Wednesday, February 6, 2008

Making Some Connections

It’s raining outside, cold February rain that makes me want to huddle under a blanket with a Pina Colada and wish I were someplace tropical…Instead, I’m thinking about the preparation people do to “get creative”.

One of the reasons I’m so interested in this idea of fostering creativity is because of what I want to get from my own quality of life. But, I am in graduate school studying to become a teacher and a reading specialist, and I want to study this idea of the creative experience in order to bring it into the classroom. What is that makes students love to read and write? What are the ways that I as a teacher can improve their chances of having intense reactions to literature and art? How can I get them to think beyond the next test and appreciate the beauty of the world, and words, around them?

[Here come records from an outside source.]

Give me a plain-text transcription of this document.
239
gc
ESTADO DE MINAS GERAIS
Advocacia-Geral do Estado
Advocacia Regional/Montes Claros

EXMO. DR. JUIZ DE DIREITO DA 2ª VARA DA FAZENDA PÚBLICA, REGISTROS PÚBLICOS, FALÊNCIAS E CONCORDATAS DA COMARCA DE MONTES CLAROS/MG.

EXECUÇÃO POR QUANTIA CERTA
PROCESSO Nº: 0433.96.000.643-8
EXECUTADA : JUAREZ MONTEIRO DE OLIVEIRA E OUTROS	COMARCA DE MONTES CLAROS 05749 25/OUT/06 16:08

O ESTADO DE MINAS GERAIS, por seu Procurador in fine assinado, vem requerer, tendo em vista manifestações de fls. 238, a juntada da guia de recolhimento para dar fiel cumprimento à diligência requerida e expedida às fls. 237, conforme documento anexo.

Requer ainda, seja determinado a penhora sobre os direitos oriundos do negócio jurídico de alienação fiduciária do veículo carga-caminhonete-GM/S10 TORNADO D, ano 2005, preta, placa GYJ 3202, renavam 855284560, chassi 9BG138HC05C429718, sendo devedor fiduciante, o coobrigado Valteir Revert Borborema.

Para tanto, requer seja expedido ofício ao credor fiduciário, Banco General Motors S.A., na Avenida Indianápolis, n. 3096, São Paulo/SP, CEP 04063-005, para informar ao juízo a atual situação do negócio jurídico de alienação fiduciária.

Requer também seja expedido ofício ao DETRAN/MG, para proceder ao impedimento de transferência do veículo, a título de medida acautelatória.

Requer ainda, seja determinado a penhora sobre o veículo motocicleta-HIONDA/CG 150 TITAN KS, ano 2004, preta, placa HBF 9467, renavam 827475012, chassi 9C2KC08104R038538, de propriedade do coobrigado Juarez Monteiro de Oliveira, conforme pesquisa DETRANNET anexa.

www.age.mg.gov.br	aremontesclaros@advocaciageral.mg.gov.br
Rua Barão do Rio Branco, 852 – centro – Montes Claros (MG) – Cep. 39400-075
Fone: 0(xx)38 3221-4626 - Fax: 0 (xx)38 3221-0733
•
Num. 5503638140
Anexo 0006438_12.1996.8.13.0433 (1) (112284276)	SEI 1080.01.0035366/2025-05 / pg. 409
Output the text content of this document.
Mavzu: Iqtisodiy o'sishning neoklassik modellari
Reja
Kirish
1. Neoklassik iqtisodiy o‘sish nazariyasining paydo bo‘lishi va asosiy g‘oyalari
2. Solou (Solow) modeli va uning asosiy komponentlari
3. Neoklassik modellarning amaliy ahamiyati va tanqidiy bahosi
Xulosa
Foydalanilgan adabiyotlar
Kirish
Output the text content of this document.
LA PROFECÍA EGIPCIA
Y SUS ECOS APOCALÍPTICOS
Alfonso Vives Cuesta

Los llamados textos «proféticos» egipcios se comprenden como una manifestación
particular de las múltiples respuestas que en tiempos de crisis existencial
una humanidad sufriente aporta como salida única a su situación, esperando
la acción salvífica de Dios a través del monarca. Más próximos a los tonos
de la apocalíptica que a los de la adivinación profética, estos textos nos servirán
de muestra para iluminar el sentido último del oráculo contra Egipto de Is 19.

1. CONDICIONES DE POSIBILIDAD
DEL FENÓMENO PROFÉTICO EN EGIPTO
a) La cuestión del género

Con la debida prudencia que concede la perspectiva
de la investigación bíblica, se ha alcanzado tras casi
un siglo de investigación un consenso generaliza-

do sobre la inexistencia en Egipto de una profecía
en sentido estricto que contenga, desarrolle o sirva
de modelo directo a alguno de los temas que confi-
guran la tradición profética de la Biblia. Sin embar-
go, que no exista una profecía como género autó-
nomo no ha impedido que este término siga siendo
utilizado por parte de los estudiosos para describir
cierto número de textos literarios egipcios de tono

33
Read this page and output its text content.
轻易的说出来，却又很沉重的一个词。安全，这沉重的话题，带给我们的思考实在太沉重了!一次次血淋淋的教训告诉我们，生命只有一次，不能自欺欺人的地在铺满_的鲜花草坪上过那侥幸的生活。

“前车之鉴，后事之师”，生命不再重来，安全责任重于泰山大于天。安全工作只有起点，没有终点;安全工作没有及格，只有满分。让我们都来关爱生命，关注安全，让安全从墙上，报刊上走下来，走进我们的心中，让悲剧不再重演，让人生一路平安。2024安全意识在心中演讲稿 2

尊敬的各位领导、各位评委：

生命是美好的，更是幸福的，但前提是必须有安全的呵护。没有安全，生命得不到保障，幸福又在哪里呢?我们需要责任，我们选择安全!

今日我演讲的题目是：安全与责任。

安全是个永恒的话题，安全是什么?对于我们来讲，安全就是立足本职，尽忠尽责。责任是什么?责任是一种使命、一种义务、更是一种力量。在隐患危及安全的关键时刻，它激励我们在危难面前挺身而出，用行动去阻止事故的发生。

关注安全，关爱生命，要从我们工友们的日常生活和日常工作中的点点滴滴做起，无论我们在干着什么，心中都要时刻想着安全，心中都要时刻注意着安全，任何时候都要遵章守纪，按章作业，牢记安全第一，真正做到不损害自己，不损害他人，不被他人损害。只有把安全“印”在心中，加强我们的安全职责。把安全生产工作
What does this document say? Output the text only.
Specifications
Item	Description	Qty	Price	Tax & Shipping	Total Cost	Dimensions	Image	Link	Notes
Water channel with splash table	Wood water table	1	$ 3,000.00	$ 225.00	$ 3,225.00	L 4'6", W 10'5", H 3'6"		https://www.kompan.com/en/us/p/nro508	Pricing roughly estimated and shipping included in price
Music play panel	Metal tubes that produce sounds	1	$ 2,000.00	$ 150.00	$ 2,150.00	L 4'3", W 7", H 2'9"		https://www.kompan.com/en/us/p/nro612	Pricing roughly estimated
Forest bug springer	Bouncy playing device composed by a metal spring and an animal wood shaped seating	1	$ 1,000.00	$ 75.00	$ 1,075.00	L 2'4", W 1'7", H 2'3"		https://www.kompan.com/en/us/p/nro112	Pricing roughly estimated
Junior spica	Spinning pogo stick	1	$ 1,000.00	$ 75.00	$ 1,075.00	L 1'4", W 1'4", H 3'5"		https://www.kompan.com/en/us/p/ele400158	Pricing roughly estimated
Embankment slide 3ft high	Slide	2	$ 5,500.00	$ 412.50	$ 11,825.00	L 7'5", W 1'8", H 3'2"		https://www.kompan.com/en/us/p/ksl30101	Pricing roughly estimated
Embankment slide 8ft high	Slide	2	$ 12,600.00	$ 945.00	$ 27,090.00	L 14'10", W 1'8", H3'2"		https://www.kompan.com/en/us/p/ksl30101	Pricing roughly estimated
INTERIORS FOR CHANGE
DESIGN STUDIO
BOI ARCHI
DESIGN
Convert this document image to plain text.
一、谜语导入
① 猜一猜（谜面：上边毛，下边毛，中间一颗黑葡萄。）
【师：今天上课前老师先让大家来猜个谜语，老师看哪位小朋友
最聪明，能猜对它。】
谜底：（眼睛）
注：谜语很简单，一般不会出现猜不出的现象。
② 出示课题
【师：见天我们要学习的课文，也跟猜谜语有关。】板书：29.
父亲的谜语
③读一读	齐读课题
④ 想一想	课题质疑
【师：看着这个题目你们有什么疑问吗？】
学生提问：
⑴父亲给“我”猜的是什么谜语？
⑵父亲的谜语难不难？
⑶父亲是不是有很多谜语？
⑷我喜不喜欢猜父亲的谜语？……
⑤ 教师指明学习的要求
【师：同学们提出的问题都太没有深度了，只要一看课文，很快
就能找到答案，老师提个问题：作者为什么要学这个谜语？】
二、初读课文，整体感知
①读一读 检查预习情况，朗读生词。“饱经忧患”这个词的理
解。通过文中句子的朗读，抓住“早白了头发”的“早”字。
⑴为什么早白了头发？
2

There are so many concepts that intersect around this idea of intense flow experiences and creative thought—they are hard to sort out and unify into an overarching idea, but I’m trying. I’ve been spending a lot of time thinking about how nature plays a role in creative thought, and about how to help teens create a strong bond with their own special place in nature, or just their own place in general. In my last post, I described an intense experience that I had in a “special place”. But what if I had never had a secret place of my own? Would I have been in the right frame of mind to experience a flow state if I was squashed into a tiny apartment with screaming siblings and the sounds of gunfire outside my window? In the last two hours I’ve heard two interesting stories about preparing for a certain kind of experience. The first was while I was driving home listening to BBC World Service, where I heard an interview with Dave Clayton, who designed the opening credit sequences for a number of major movies, including Seven (Listen to the whole interview here: http://www.bbc.co.uk/worldservice/programmes/on_screen.shtml ) Anyway, Clayton describes the opening credit sequence as a way to transition people from the outside world into the right frame of mind to see the movie…hence, the creepy opening credits of Seven, with Nine Inch Nails in the background. Interesting, I thought, here is a way to transition people into the world of the movie…preparing for them to lose sense of the outside world and become absorbed in the story. Then, not an hour later, PK was telling me about how he used to set up a hammock in his backyard, drape himself with mosquito netting and settle down to read a fantasy novel…he described it as the only time he ever became totally absorbed in a book so much so that he lost track of time and forgot to eat lunch….remarkable, if you know PK. So here it is again, a ritual (setting up the hammock, creating a safe space to enter the book) that leads to a flow experience. Interesting. So now I have two clues about how to progress…help students find their own way to create an entrance ritual that works for them. But what does that look like, especially in a classroom with thirty students and only forty-five minutes between bells?

1 comment:

Anonymous said...

I like the idea of having to transition between activities to become fully immersed. I think this would be a good practice not just for transitioning between home and the job, but even for falling asleep and letting your brain quiet down. A ritual before bed sounds perfect.